Obviously, housing is strongly tied to income. It’s expected that an economic downturn will affect housing, which is why the lackluster performance by the U.S. and states regarding housing assistance elicited dozens of pieces on the growing housing crisis.

Thanks to the CARES Act passed in March, we do have an eviction moratorium in place for those living in federally-subsidized housing. Unemployment benefits received a huge bump in possible payments; individuals also received a check for as much as $1,200. States and cities have enacted their own moratoria in addition to rent freezes.

Even with these measures in place, we’re treading water. According to the Census Bureau’s Household Pulse Survey, about half of the country experienced some form of loss in employment income as of mid-July; about 35% expect to lose income in the near future due to the pandemic.

The survey also found about a quarter of Americans are experiencing housing insecurity right now, and it’s easy to expect this to increase when you consider the cocktail of underlying conditions. Some renters have already reached that conclusion: Confidence in paying next month’s rent is also exceptionally high for Black and LatinX renters, according to the NLIHC. After all, the federal eviction moratoria and boost to unemployment benefits are set to expire later this month.
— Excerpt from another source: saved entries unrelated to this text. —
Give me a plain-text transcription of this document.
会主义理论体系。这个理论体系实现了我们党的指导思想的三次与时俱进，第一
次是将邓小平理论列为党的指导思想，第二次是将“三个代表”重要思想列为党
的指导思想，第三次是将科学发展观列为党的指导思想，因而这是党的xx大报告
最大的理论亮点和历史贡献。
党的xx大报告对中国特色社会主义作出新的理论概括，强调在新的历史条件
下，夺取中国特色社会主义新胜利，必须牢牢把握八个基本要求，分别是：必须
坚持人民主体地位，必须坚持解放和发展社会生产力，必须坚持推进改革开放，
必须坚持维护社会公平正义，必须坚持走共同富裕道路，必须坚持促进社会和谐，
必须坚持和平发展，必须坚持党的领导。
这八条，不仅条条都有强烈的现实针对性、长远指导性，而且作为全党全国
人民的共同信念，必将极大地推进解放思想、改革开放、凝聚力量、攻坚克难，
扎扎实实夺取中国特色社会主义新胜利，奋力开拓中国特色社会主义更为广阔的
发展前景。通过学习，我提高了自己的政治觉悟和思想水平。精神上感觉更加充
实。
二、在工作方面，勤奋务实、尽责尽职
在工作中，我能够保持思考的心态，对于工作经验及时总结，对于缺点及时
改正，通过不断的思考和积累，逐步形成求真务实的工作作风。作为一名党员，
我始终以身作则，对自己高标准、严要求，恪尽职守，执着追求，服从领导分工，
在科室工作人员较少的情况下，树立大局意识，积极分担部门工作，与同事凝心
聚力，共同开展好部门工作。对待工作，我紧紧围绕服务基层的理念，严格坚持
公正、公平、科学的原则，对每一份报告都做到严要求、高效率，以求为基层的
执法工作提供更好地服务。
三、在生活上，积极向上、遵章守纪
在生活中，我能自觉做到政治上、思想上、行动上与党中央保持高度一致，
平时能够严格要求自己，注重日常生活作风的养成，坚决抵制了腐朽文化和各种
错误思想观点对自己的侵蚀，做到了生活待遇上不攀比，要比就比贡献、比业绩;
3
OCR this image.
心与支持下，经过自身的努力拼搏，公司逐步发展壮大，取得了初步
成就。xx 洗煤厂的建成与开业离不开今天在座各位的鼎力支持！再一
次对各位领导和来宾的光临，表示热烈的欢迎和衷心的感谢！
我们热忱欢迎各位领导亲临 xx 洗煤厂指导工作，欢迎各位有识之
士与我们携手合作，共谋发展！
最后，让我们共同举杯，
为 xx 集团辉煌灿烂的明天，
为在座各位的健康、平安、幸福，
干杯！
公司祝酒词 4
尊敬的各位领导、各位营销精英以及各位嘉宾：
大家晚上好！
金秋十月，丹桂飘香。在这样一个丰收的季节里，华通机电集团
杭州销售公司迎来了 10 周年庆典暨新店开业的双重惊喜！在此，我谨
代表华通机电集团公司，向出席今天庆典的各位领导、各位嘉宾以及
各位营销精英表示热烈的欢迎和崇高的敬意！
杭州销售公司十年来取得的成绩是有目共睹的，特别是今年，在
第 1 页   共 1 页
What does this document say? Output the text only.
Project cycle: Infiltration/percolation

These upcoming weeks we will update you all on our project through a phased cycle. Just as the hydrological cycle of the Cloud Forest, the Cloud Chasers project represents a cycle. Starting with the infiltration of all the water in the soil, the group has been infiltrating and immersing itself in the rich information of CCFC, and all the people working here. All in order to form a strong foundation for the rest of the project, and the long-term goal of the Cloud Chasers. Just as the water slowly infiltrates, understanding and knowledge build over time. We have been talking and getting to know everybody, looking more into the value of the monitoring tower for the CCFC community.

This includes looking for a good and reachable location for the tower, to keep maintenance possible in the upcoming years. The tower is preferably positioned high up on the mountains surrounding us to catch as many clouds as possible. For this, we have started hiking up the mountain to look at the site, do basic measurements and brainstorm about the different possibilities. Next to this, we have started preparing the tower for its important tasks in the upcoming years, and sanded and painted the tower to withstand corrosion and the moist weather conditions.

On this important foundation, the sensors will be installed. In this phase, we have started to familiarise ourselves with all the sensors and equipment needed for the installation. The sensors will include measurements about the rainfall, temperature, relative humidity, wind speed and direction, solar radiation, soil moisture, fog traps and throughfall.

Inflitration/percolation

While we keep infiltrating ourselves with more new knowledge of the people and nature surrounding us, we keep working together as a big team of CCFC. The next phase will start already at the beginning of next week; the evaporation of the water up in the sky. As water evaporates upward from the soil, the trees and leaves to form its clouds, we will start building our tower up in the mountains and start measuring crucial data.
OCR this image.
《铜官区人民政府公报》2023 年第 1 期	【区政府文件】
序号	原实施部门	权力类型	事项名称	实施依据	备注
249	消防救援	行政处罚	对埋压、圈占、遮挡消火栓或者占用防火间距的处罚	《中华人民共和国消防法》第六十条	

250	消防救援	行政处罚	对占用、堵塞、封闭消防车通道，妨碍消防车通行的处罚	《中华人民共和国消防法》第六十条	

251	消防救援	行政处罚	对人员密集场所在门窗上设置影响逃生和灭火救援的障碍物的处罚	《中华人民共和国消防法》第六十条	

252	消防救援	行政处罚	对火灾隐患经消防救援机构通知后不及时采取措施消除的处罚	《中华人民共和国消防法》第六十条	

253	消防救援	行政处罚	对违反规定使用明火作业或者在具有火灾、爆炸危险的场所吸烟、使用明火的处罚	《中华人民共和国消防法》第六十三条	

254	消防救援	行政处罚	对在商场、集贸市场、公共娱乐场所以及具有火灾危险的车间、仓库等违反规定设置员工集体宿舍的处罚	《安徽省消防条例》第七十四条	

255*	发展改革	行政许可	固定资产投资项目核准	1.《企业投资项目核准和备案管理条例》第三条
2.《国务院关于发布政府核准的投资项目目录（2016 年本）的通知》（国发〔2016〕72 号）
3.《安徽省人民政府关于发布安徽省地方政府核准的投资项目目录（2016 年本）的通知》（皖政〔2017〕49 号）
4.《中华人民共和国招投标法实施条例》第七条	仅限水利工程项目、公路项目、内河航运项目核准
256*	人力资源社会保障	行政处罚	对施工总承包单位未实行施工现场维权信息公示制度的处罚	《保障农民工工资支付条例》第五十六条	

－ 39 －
Although the stimulus checks could be used for any expense, almost 40% of renters said they intended to use theirs for housing. The need is clearly high, especially for low-income renters as they’re more likely to be employed in sectors most vulnerable to this pandemic. And yet, the federal stimulus checks were a one-time disbursement.

States and cities are trying to brace for these services’ expiration, many rolling out their own direct assistance programs for rent and mortgage payments over the past few months. However, rollout for some programs has been pretty jumbled. Some also don’t seem up to task, like Virginia’s. The commonwealth’s program will spend $50 million in rent relief, but NLIHC projects Virginia needs to spend about $1.6 billion to cover the pandemic’s effects. If that sounds ridiculous to you, just wait till you see it graphed:

Anyway, enough with picking on Virginia, which like other states cannot devote much money to rent relief when there are dozens of other expenses to cover right now. In truth, they should not have to produce these programs in the first place—that’s on Congress.

There are plenty of ideas out there to address the upcoming eviction cliff, like renewing the boost to unemployment benefits. Many require more action from the federal government. In the meantime, the notion of an eviction tsunami is not so much “the sky is falling.” This is very real, right now as homeless shelters in New York City and California have reported a spike in need for their services.

Before the pandemic, many households in the U.S. experienced housing insecurity. Large portions of our communities are locked out of homeownership, but renting isn’t an escape from the high cost of housing. Under the current circumstances, things look dire as government support has stalled and looks to evaporate in the near future.